I tested out this recipe to prepare for the Chinese New Year family dinner middle of this month. I got skeptical when the batter turn out to be a bit watery and I could not form proper patties (I would reduce the amount of yogurt next time). With a squeeze of lime juice and a dip of sweet Thai chili sauce, these juicy fish cakes are simply delicious and rather addictive. These fish cakes can be made ahead of time and quickly reheated (in a pan or microwave oven) just before eating. I’ll definitely add these Spicy Fish Cakes to my family Chinese New Year dinner.
- 100ml Plain Yogurt
- 300g Mackerel Fillet (Tenggiri) – de-bone and cut into 2cm chunks.
- 1 Egg
- 3 tablespoon Thick Coconut Milk
- 1 level teaspoon Salt
- 1 level teaspoon Pepper
- 1 level teaspoon Sugar
- 1 tablespoon Fish Sauce
- 1 tablespoon Lime Juice
- 1 small Onion (70g) – quartered and sliced
- 1 Red Chilli – halved lengthwise and thinly sliced
- 3 heaped tablespoon roughly-chopped coriander (leaves and stalks)
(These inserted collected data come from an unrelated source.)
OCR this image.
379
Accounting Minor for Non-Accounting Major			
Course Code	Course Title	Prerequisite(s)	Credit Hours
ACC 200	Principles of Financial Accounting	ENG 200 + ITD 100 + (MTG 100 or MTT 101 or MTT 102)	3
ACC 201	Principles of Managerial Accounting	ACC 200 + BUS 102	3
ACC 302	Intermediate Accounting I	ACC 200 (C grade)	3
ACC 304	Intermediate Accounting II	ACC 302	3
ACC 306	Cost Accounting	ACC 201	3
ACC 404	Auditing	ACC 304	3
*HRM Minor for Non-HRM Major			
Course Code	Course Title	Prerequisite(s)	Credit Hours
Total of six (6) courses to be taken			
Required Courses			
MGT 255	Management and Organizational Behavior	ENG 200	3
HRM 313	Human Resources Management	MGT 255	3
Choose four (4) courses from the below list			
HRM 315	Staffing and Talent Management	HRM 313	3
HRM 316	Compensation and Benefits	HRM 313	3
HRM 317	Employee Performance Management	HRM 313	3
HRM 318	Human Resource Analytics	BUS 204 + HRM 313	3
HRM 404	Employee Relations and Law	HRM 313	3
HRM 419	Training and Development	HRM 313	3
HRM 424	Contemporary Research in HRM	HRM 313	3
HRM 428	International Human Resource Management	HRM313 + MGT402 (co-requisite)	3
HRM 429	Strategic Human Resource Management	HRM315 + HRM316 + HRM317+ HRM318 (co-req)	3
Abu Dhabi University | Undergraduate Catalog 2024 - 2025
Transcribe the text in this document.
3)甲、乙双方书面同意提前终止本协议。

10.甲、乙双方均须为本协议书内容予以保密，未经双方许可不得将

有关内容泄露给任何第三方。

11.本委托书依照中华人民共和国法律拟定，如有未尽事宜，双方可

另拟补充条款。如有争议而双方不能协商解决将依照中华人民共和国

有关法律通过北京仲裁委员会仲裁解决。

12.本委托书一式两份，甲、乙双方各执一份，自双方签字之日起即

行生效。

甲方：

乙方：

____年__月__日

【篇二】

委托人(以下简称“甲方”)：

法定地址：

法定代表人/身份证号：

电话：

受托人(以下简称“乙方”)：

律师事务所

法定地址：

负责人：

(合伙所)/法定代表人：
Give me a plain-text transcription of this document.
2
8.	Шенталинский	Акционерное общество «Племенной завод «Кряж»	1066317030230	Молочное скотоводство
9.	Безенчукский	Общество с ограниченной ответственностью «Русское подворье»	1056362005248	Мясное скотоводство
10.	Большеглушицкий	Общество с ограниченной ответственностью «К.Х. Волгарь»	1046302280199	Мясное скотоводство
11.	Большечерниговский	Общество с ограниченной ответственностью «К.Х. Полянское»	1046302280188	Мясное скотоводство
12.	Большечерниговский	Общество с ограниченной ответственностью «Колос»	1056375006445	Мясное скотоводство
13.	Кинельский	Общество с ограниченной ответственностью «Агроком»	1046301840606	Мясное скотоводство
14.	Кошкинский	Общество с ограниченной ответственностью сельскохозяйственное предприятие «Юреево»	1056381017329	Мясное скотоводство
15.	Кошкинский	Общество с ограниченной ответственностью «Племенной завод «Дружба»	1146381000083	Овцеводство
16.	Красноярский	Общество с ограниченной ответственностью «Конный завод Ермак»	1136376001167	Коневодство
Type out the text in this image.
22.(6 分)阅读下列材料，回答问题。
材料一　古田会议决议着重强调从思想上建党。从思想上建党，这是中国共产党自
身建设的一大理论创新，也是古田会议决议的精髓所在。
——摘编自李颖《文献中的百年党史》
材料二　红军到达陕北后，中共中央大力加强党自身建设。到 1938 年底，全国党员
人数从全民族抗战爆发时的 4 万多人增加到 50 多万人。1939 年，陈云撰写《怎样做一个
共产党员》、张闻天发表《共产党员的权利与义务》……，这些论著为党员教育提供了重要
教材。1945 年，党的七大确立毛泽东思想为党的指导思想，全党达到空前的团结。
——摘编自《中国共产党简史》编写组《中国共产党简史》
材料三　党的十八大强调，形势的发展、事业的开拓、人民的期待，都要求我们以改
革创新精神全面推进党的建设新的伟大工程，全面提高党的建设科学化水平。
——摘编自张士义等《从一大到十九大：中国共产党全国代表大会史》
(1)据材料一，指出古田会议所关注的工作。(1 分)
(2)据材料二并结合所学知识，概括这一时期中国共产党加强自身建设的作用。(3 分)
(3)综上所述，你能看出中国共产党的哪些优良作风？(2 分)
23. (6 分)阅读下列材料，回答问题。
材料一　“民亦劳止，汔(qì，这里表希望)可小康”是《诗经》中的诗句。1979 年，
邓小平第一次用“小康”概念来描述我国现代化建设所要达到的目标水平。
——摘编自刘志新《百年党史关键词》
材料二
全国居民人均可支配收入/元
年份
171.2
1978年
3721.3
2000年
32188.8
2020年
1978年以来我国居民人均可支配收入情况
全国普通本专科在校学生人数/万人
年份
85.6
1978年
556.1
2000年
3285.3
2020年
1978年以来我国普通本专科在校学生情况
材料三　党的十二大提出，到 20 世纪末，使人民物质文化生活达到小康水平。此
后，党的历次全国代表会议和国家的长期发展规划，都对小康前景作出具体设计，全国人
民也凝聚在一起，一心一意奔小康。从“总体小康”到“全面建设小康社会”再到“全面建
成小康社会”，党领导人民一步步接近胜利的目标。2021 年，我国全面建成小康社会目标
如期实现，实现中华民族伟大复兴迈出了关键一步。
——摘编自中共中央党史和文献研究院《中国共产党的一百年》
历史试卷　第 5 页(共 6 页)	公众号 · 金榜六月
- 2 Kaffir Lime Leaves – finely shredded
- 2 Long Beans – thinly sliced
- 4 – 5 tablespoon Vegetable Oil
- Place the first 8 ingredients into the food processor and whiz until mixture forms a thick paste.
- Transfer mixture into a bowl and stir in the onion, chilli, coriander, kaffir lime leaves and long beans. Mix well.
- Using two spoons, form mixture into 3cm wide patties.
- Heat oil in a frying pan over medium heat. Dip a wooden chopstick into the oil. The oil is ready when bubbles begin to appear around the tip of the handle.
- Cook fish cakes for two to three minutes per side or until golden brown. Remove with a slotted spoon. Serve with a squeeze of lime juice and Thai chilli sauce.